On Mar. 2, Connecticut Gov. Dannel Malloy announced his opposition to the proposed University of Connecticut contract with the UConn Professional Employees Association, hoping to renegotiate terms. According to a Daily Campus report, the proposed contract would have cost UConn and the State “an additional $24.4 million over the next five years.”
The UCPEA is responsible for “1,900 non-teaching employees” and is UConn’s largest labor union. While we must ensure all employees are adequately paid and their contracts reflect appropriate cost-of-living adjustments, the budgetary situation of the state and university mandate further negotiations.
A Hartford Courant report on the UCPEA’s Mar. 8 meeting on the Storrs campus quoted a union representative as saying “Over the past 10 years, our members have received the equivalent of 1.7 percent in annual raises – a time which included several years of no raises.”

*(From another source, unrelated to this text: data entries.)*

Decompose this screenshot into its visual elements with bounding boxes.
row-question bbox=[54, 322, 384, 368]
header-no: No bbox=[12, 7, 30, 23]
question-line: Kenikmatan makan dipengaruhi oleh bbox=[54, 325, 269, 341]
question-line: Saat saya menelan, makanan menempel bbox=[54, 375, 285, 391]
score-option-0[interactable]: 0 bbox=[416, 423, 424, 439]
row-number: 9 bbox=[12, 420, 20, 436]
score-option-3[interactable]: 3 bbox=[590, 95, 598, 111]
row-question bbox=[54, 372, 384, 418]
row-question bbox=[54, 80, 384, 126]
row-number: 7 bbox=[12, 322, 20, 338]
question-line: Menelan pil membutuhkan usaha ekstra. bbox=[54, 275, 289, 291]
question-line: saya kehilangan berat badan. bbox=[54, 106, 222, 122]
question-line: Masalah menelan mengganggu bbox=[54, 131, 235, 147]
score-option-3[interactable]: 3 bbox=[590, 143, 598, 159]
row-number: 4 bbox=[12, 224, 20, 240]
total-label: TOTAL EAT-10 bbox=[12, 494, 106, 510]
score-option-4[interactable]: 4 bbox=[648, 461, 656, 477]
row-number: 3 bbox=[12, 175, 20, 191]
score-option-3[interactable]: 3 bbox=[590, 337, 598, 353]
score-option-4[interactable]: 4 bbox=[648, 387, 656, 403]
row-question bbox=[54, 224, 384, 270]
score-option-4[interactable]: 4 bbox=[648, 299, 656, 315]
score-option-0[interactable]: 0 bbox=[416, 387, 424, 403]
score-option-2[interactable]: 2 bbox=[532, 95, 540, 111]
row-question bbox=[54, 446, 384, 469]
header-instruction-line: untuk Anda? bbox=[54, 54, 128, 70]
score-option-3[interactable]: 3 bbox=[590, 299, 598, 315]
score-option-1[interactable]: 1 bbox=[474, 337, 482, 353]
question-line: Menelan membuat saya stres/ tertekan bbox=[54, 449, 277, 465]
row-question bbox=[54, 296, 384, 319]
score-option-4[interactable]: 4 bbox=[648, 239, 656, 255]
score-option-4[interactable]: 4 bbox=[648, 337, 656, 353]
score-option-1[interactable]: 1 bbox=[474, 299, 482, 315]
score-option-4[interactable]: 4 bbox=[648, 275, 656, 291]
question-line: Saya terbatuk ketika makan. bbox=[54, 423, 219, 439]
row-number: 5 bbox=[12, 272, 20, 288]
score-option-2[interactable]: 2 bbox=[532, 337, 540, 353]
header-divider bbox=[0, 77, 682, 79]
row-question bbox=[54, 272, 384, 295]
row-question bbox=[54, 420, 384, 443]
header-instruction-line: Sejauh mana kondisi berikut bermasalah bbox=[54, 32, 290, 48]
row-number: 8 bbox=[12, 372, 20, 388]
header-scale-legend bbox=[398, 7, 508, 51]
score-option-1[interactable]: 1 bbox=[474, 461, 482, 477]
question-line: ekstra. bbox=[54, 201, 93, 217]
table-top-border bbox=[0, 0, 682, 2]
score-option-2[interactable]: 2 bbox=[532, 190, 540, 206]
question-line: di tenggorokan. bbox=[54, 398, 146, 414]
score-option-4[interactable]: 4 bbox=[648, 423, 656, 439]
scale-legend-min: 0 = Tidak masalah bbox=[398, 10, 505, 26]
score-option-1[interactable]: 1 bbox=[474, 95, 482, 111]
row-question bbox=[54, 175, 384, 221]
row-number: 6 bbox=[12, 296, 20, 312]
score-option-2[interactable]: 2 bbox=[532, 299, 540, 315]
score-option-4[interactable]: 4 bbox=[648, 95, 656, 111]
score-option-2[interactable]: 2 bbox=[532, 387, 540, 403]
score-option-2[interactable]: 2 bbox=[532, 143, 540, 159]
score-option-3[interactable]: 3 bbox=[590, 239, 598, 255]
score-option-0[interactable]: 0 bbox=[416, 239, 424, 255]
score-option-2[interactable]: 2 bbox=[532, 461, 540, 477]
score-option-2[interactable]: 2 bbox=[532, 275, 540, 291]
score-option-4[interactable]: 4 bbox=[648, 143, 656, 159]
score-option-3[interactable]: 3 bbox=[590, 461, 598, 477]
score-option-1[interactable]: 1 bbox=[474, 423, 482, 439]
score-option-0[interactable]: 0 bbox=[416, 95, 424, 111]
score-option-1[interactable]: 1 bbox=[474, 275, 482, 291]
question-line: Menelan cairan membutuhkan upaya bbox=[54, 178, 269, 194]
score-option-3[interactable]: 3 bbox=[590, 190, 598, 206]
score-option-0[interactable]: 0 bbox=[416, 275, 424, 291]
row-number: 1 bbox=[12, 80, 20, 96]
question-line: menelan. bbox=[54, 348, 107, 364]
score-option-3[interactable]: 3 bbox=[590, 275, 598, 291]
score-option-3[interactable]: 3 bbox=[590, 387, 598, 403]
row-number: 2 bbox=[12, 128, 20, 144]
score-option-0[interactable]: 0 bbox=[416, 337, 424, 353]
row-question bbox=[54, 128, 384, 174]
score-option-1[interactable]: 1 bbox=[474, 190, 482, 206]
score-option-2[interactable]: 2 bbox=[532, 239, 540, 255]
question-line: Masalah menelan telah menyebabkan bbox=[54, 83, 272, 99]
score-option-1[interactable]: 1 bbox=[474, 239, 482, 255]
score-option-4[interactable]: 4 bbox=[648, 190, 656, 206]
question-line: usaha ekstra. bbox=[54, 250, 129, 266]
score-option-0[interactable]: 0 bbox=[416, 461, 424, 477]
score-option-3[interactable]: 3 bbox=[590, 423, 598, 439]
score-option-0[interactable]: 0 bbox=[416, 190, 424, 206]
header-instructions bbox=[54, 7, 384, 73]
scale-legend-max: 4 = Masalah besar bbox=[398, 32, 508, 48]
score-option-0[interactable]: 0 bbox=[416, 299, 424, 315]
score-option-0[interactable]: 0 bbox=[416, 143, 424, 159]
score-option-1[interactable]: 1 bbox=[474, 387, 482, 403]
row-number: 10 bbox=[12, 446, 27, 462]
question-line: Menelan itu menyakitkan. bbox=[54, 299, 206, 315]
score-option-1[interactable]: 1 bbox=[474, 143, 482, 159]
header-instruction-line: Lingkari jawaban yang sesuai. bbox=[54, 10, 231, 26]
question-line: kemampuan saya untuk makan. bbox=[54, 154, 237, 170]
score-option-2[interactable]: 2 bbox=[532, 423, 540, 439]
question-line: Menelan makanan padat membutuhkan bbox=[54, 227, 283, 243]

While the University must address this abysmal rate of pay increase, which trails necessary cost-of-living adjustments, the university and state must assess whether they can afford to increase pay by “3 percent in the first year and 4.5 percent in each of the following four years.”
The University of Connecticut is facing a tremendous budgetary shortfall, as is the state. The university should seek to cut spending across the UConn system before assessing employee pay. However, given this current fiscal concern, Gov. Malloy is right to push for renegotiation to assess whether the State and University can realistically afford to increase pay by this margin for the largest union employed.
The Daily Campus quoted House Speaker Brendan Sharkey (D-Hamden) as saying, “UConn seems to have negotiated this contract without considering the state’s overall budget challenges…” The University must find a balance between the needs and demands of employees, and the viability of the University as a state-funded educational institution.
The university recently enacted a four-year, 31 percent hike in tuition for students. If this $24 million increase is not negotiated, there exists clear potential for a further increase in the cost of attendance. If students begin looking for less expensive options, especially for out-of-state students, budgetary concerns will only worsen.
UConn and the UCPEA must engage in honest and tough contract negotiations. These negotiations must consider the fiscal condition of the State and university, as well as the need to keep the cost-of-attendance, as well as the quality of UConn’s gradual improvements in mind.
If a new contract severely harms the fiscal outlook of the university, then the adverse effect will eliminate the benefit provided to UCPEA employees by an improved contract.